SD: Facing the stage lights at forty – it was quite an experience, since the last I had acted was during my school days, after which I got married into a conservative family.

Don’t we aspire doing this at least once in our life – to be the heroine in a play? I was, finally in my first stage appearance. It was a romantic-comedy, a Bengali play, an adaptation of Oscar Wilde’s ‘Importance of being Ernest’- ‘Aleek Aleakhya’.

It was soon followed by another Bengali play, an adaptation of Schedrin’s story. It was a very well done production of an established Bengali theatre group called SAYAK of Kolkata with Meghnad Bhattacharya, an eminent Bengali theatre personality. It was an exhilarating experience as this production got a lot of critical acclaim from theatre critics and viewers. We were featured in numerous magazines and papers. I realized the beauty of this enigmatic art called acting. We were invited to participate in theatre festivals in Kolkata.

My English play, ‘The Dreams of Tipu Sultan’, written by Girish Karnad, and directed by Arundhuti Raja, had approximately 20 successful shows in Bangalore.

My most cherished role remains being the lead in Director Sayandeb Bhattacharya’s Bengali play ‘Simontini’ based on Maughm’s story.

NR: So when did you realize that this is what you wanted?

SD: Acting under the spotlights of Kolkata theatre was an ethereal experience for me. Girish Mancha, Minerva Theatre – where the thespians of Bengali Theatre have performed; to share the same stage, left me flabbergasted. The warmth of the people and the applause overwhelmed me completely.

It was perhaps then when I knew that I was meant for the stage. It was as one says, the “aha” moment for me. I was truly hooked and booked to the craft of acting. Albeit, a little late in life for some, but I was glad to have found my place.

NR: With a husband who has been on the move, anchoring and nurturing two young kids and also following up with one’s passion would not have been easy.
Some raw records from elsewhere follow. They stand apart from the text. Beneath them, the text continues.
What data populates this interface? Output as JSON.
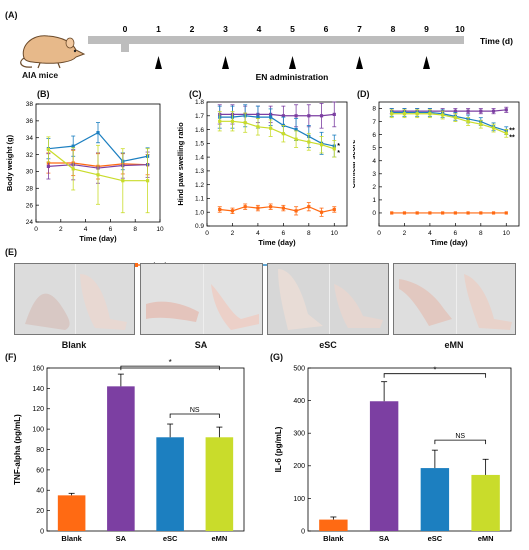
{
  "panel_A": {
    "label": "(A)",
    "ticks": [
      "0",
      "1",
      "2",
      "3",
      "4",
      "5",
      "6",
      "7",
      "8",
      "9",
      "10"
    ],
    "axis_label": "Time (d)",
    "mouse_label": "AIA mice",
    "administration_label": "EN administration",
    "administration_days": [
      1,
      3,
      5,
      7,
      9
    ]
  },
  "legend": {
    "items": [
      {
        "name": "Blank",
        "color": "#ff6a13"
      },
      {
        "name": "SA",
        "color": "#7c3fa2"
      },
      {
        "name": "eSC",
        "color": "#1c7fc0"
      },
      {
        "name": "eMN",
        "color": "#c9dc2b"
      }
    ]
  },
  "panel_E": {
    "label": "(E)",
    "captions": [
      "Blank",
      "SA",
      "eSC",
      "eMN"
    ]
  },
  "chart_data": [
    {
      "panel": "(B)",
      "type": "line",
      "xlabel": "Time (day)",
      "ylabel": "Body weight (g)",
      "xlim": [
        0,
        10
      ],
      "ylim": [
        24,
        38
      ],
      "xticks": [
        "0",
        "2",
        "4",
        "6",
        "8",
        "10"
      ],
      "yticks": [
        "24",
        "26",
        "28",
        "30",
        "32",
        "34",
        "36",
        "38"
      ],
      "x": [
        1,
        3,
        5,
        7,
        9
      ],
      "series": [
        {
          "name": "Blank",
          "values": [
            31.0,
            31.0,
            30.6,
            30.9,
            30.8
          ],
          "err": [
            1.2,
            1.5,
            1.5,
            1.2,
            1.2
          ]
        },
        {
          "name": "SA",
          "values": [
            30.6,
            30.8,
            30.4,
            30.7,
            30.8
          ],
          "err": [
            1.5,
            1.8,
            1.8,
            1.5,
            1.5
          ]
        },
        {
          "name": "eSC",
          "values": [
            32.7,
            33.0,
            34.6,
            31.2,
            31.8
          ],
          "err": [
            1.2,
            1.2,
            1.2,
            1.0,
            1.0
          ]
        },
        {
          "name": "eMN",
          "values": [
            32.6,
            30.3,
            29.6,
            28.9,
            28.9
          ],
          "err": [
            1.5,
            2.5,
            3.5,
            3.8,
            3.8
          ]
        }
      ]
    },
    {
      "panel": "(C)",
      "type": "line",
      "xlabel": "Time (day)",
      "ylabel": "Hind paw swelling ratio",
      "xlim": [
        0,
        11
      ],
      "ylim": [
        0.9,
        1.8
      ],
      "xticks": [
        "0",
        "2",
        "4",
        "6",
        "8",
        "10"
      ],
      "yticks": [
        "0.9",
        "1.0",
        "1.1",
        "1.2",
        "1.3",
        "1.4",
        "1.5",
        "1.6",
        "1.7",
        "1.8"
      ],
      "annotations": [
        "*",
        "*"
      ],
      "x": [
        1,
        2,
        3,
        4,
        5,
        6,
        7,
        8,
        9,
        10
      ],
      "series": [
        {
          "name": "Blank",
          "values": [
            1.02,
            1.01,
            1.04,
            1.03,
            1.04,
            1.03,
            1.01,
            1.04,
            1.0,
            1.02
          ],
          "err": [
            0.02,
            0.02,
            0.02,
            0.02,
            0.02,
            0.02,
            0.03,
            0.03,
            0.03,
            0.02
          ]
        },
        {
          "name": "SA",
          "values": [
            1.71,
            1.71,
            1.71,
            1.71,
            1.71,
            1.7,
            1.7,
            1.7,
            1.7,
            1.71
          ],
          "err": [
            0.07,
            0.07,
            0.06,
            0.06,
            0.06,
            0.07,
            0.08,
            0.08,
            0.09,
            0.09
          ]
        },
        {
          "name": "eSC",
          "values": [
            1.69,
            1.69,
            1.7,
            1.69,
            1.69,
            1.63,
            1.6,
            1.55,
            1.5,
            1.48
          ],
          "err": [
            0.08,
            0.08,
            0.08,
            0.08,
            0.06,
            0.06,
            0.08,
            0.08,
            0.08,
            0.08
          ]
        },
        {
          "name": "eMN",
          "values": [
            1.66,
            1.66,
            1.65,
            1.62,
            1.61,
            1.57,
            1.53,
            1.51,
            1.49,
            1.46
          ],
          "err": [
            0.07,
            0.07,
            0.07,
            0.06,
            0.06,
            0.06,
            0.06,
            0.06,
            0.06,
            0.06
          ]
        }
      ]
    },
    {
      "panel": "(D)",
      "type": "line",
      "xlabel": "Time (day)",
      "ylabel": "Clinical score",
      "xlim": [
        0,
        11
      ],
      "ylim": [
        -1,
        8.5
      ],
      "xticks": [
        "0",
        "2",
        "4",
        "6",
        "8",
        "10"
      ],
      "yticks": [
        "0",
        "1",
        "2",
        "3",
        "4",
        "5",
        "6",
        "7",
        "8"
      ],
      "annotations": [
        "**",
        "**"
      ],
      "x": [
        1,
        2,
        3,
        4,
        5,
        6,
        7,
        8,
        9,
        10
      ],
      "series": [
        {
          "name": "Blank",
          "values": [
            0,
            0,
            0,
            0,
            0,
            0,
            0,
            0,
            0,
            0
          ],
          "err": [
            0,
            0,
            0,
            0,
            0,
            0,
            0,
            0,
            0,
            0
          ]
        },
        {
          "name": "SA",
          "values": [
            7.8,
            7.8,
            7.8,
            7.8,
            7.8,
            7.8,
            7.8,
            7.8,
            7.8,
            7.9
          ],
          "err": [
            0.2,
            0.2,
            0.2,
            0.2,
            0.2,
            0.2,
            0.2,
            0.2,
            0.2,
            0.2
          ]
        },
        {
          "name": "eSC",
          "values": [
            7.7,
            7.7,
            7.7,
            7.7,
            7.6,
            7.4,
            7.2,
            7.0,
            6.6,
            6.3
          ],
          "err": [
            0.3,
            0.3,
            0.3,
            0.3,
            0.3,
            0.3,
            0.3,
            0.3,
            0.3,
            0.3
          ]
        },
        {
          "name": "eMN",
          "values": [
            7.6,
            7.6,
            7.6,
            7.6,
            7.5,
            7.3,
            7.0,
            6.8,
            6.5,
            6.1
          ],
          "err": [
            0.3,
            0.3,
            0.3,
            0.3,
            0.3,
            0.3,
            0.3,
            0.3,
            0.3,
            0.3
          ]
        }
      ]
    },
    {
      "panel": "(F)",
      "type": "bar",
      "ylabel": "TNF-alpha (pg/mL)",
      "ylim": [
        0,
        160
      ],
      "yticks": [
        "0",
        "20",
        "40",
        "60",
        "80",
        "100",
        "120",
        "140",
        "160"
      ],
      "categories": [
        "Blank",
        "SA",
        "eSC",
        "eMN"
      ],
      "values": [
        35,
        142,
        92,
        92
      ],
      "err": [
        2,
        12,
        13,
        10
      ],
      "colors": [
        "#ff6a13",
        "#7c3fa2",
        "#1c7fc0",
        "#c9dc2b"
      ],
      "sig_labels": [
        "*",
        "NS"
      ]
    },
    {
      "panel": "(G)",
      "type": "bar",
      "ylabel": "IL-6 (pg/mL)",
      "ylim": [
        0,
        500
      ],
      "yticks": [
        "0",
        "100",
        "200",
        "300",
        "400",
        "500"
      ],
      "categories": [
        "Blank",
        "SA",
        "eSC",
        "eMN"
      ],
      "values": [
        35,
        398,
        193,
        172
      ],
      "err": [
        8,
        60,
        55,
        48
      ],
      "colors": [
        "#ff6a13",
        "#7c3fa2",
        "#1c7fc0",
        "#c9dc2b"
      ],
      "sig_labels": [
        "*",
        "NS"
      ]
    }
  ]
}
How have you managed to keep the passion alive?

SD: Obviously nothing comes easy in life. These years saw my son giving his boards, my husband’s sudden decision to move to Mumbai for a better career opportunity, my father falling terminally ill, getting worse and ultimately bidding goodbye to life – and all this while, I held on to my passion.

I delivered all my responsibilities, but I kept reminding myself – I had a life: a life beyond the burdening reality – a dream, bigger than a dream. For those few hours I lived somebody else’s life, felt her strength, her weakness, her problems, and still survived. My reel characters, I feel, strengthened my real character. Somewhere, I stopped weeping and feeling sorry for myself.

I allowed others to come closer to me, touch my life, enrich me through their experiences and I grew as a person. Seeing me, my little daughter has turned out to be a responsible, dependable and self-sufficient girl.

NR: Any one in particular who has inspired you to be where you are today?

SD: I have inspired myself. Realization dawned on me when I turned the magical age of 40; things became crystal clear. I had to think about myself, I had to take care of myself. The ever ignored ‘ME’ emerged in front of my eyes and I had to befriend her, look after her.

I realized, behind all the layers of responsibilities, errands and chores, playing the role of a daughter, a wife and a mother, respectively, the girl me, still survives.

I have this immense desire to learn the little nuances of acting, to learn to be a better mom, a better friend, a better human, a better opponent too.

NR: What next?

SD: Theatre festival in Kochi with my English play. More shows of the same play. And post that, maybe the national stage next, or even the silver screen! Who knows? I am not complaining! Que Sera Sera!